Bologna, Molinari Pradelli collection

Italy, private collection

France, private collection

Exhibitions:

M. Picone, « Bolletino d’Arte », XLII, 1957, under number 169, 309

Nicola Spinosa, Pittura napoletana del Settecento. Dal Barocco al Rococò, Naples, 1993

La raccolta Molinari Pradelli, dipinti del Sei e Settecento, [exh. cat.], Bologne, Palazzo del Podestà, 26 May - 29 August 1984

The attribution proposed in 1957 by Anthony Clark, linking our drawing to the corpus of Giacomo del Po’s graphic work, appears entirely convincing.

Born in Rome in 1652, Giacomo del Po received his artistic training at a very early age from his father, the Baroque painter Pietro del Po. His talent quickly asserted itself and, in 1674, at only twenty-two years of age, he was admitted to the Accademia di San Luca, where he subsequently held the posts of Professor of Anatomy and Master of Ceremonies. When his family left Rome to settle in Naples, he contributed to the decoration of private villas belonging to the local nobility. There he fully developed his artistic sensibility and demonstrated a particular interest in allegorical painting, a field in which his creative imagination was able to flourish freely. In the following years, his mural frescoes and ceiling decorations combined natural chromatic harmonies with faux-stucco effects, making a major contribution to the development of Neapolitan painting in the eighteenth century. In this context, he produced numerous preparatory graphic studies, of which our work is a remarkable example.
From the first decade of the eighteenth century, Giacomo emerged, alongside Francesco Solimena and Paolo de Matteis, as one of the three principal painters on the Neapolitan scene.

The theme of Aurora and Apollo ushering in the day, widely represented on seventeenth-century painted ceilings, draws its power from classical mythology and embodies grandeur, exalting the authority of the figure who commissions it. In France, Louis XIV, by likening himself to Apollo, presented himself as a sovereign capable of bringing forth the day.

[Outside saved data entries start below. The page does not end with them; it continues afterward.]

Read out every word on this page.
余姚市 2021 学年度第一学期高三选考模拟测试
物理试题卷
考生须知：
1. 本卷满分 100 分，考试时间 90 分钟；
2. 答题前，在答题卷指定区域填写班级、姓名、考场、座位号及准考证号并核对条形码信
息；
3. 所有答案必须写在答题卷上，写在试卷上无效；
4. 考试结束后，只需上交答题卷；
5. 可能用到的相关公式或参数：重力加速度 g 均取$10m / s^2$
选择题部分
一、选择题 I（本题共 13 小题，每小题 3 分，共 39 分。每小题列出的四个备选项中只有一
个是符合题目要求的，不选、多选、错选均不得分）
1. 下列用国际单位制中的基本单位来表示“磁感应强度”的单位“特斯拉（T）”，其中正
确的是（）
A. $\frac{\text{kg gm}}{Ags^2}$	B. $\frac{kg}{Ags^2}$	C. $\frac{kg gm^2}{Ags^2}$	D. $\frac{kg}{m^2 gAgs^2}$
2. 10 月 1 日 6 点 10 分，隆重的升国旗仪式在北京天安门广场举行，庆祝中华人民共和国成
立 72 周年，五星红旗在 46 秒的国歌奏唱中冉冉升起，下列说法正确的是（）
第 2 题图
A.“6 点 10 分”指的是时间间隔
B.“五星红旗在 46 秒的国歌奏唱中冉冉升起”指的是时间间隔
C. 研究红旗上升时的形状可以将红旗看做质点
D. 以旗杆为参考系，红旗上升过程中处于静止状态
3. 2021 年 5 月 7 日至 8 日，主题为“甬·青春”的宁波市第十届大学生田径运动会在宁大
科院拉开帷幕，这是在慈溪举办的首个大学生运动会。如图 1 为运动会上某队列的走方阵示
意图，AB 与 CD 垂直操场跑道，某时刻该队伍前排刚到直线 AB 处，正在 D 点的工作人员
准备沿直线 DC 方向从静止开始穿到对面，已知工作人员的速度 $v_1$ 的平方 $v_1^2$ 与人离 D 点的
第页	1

Across Europe, these allegorical and airy compositions transformed ceilings into veritable animated heavens, combining the antique heritage with a majestic celebration of royal power.

The subject of our sheet belongs to the artist’s familiar repertoire: in his vast Neapolitan decorative cycles, he repeatedly explored mythological figures associated with Time, Light, and Renewal, among them the goddess Aurora, traditionally depicted advancing across the sky in her chariot, preceding the Sun. These compositions fall within the inherited Baroque tradition, notably that of Luca Giordano, whose inventive power he admired, in which celestial deities traverse open spaces filled with clouds, putti, and effects of light (ill. 1).

Certain graphic works by Giacomo del Po are distinguished by their richness and the profusion of detail they display. The lunette form of our drawing suggests that it was designed for a ceiling or the end of a vault, deliberately leaving the centre of the composition empty in order to accommodate, at a later stage, a high-relief sculpture integrated into the wall.
The technique of brown ink heightened with white gouache appears in several of the artist’s most accomplished studies. In the Molinari Pradelli collection 1, from which our drawing originates, there was preserved an Allegory of Night (ill. 2) executed in exactly the same technique, very likely produced during the same period. A second sheet, conceived for the same decorative scheme, depicts an Allegory of Twilight (ill. 3). These works demonstrate Del Po’s mastery in designing compositions for vaults and ceilings, where every detail contributes to the decorative and theatrical effect. In view of the form and composition of these two sheets, these allegories appear to have been conceived as studies for spandrels, whereas our drawing may constitute the central element of this decorative project.

After a career spanning more than fifty years, Giacomo del Po established himself as one of the leading exponents of late Neapolitan Baroque. His large-scale narrative compositions unfold a theatrical splendour, already anticipating Rococo art through idealised allegorical figures, sumptuous draperies, and elegantly orchestrated movements. Each ceiling may be read as a sky in motion, where light and gesture enter into dialogue with the architecture, testifying to an art that combines technical virtuosity with majesty.

M.O

1. Collection assembled by the Italian conductor Francesco Molinari-Pradelli (1911–1996), noted for the quality and coherence of its works, particularly Italian paintings of the seventeenth and eighteenth centuries.